Transfer of Nutrients and Organic Matter from Land to Coastal Waters
Since the early 2000s various teams in Ocean Sciences at Bangor University have been part of large international consortia to investigate the effect of organic matter on bacteria populations in waters along the land-estuary-sea continuum. This work has been conducted locally in the River Conwy and more lately in much large river systems in Finland (Fleming-Lehtinen et al. 2015; Räike et al. 2016). Fundamental to this work has been the chemical characterization of the organic matter, and then showing how changes in organic matter properties results in changes in the bacteria populations (Kaartokallio et al. 2016).
Through this work we hope to provide a better understanding of the terrestrial export of dissolved organic matter and its fate and impacts on coastal ecosystem functioning, i.e. the storage and cycling of carbon, nitrogen and phosphorous.

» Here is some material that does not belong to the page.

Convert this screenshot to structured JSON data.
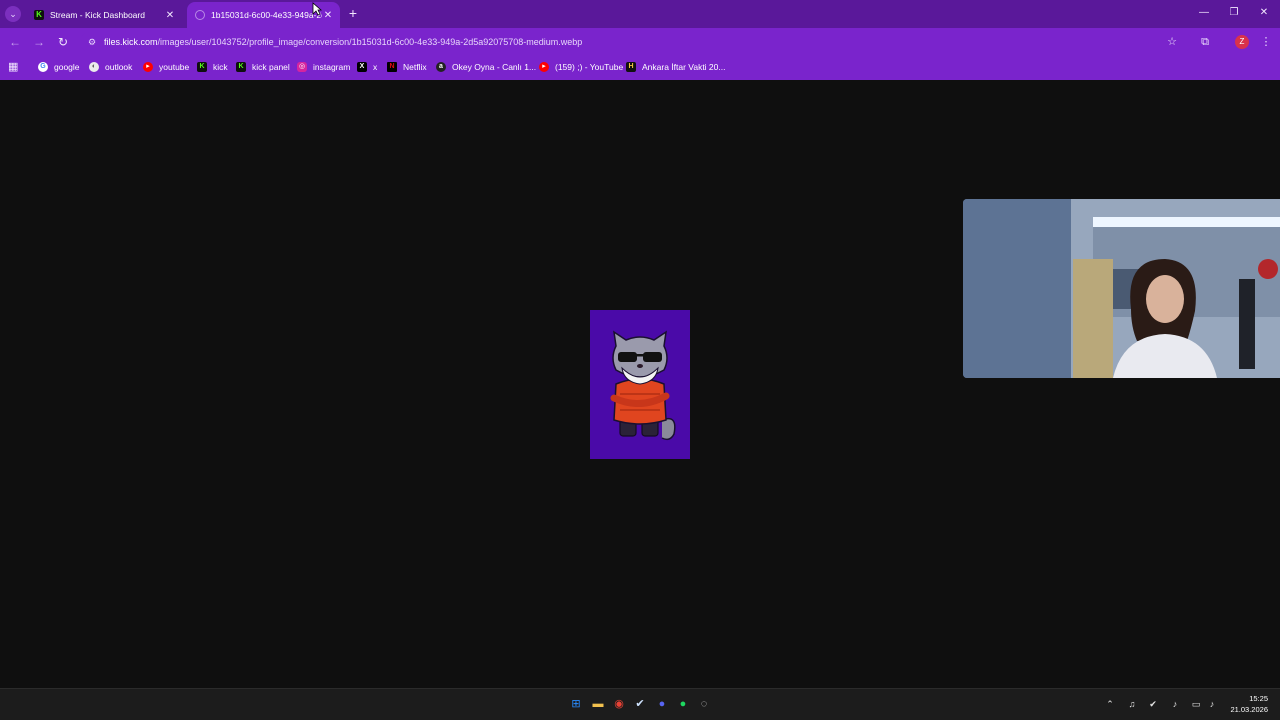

A substantial amount of nutrients and carbon is leaving terrestrial environments as dissolved organic matter and transported to coastal areas where the bound nutrients are made available for the biota. Thus, neglecting this source of in DOM could lead to wrong management strategies. With an increased control of the export of inorganic nutrients at the European level, there is a growing need to understand the production, fate and effects of DOM in coastal ecosystems and to increase the knowledge both quantitatively and qualitatively, and ultimately find out how we can manage such effects (Räike et al. 2016).
The central aim of this work has been to investigate the seasonality of the optical, chemical and biological dynamics of dissolved organic matter (DOM) and inorganic nutrients in coastal regions and source waters. This has involved comparing the inputs from widely different catchment sources including peatlands, agricultural dominated catements as well as those covered by forests (Asmala et al. 2014; Hulatt et al. 2014).
As well as the input processes, we also measure loss processes we have also performed experiments to investigate the photochemical bleaching and decomposition of DOM as well as biological production and removal of DOM. With this information we are able to determine the importance of freshwater inputs on the optical and chemical properties of coastal waters and the photochemical and biological dynamics of the DOM pool. We shall be able to establish how these properties vary seasonally and the relative importance of allochthonous and autochthonous inputs to the sub-components of DOM as well as linking these with seasonal dynamics in inorganic nutrients (Räike et al. 2016).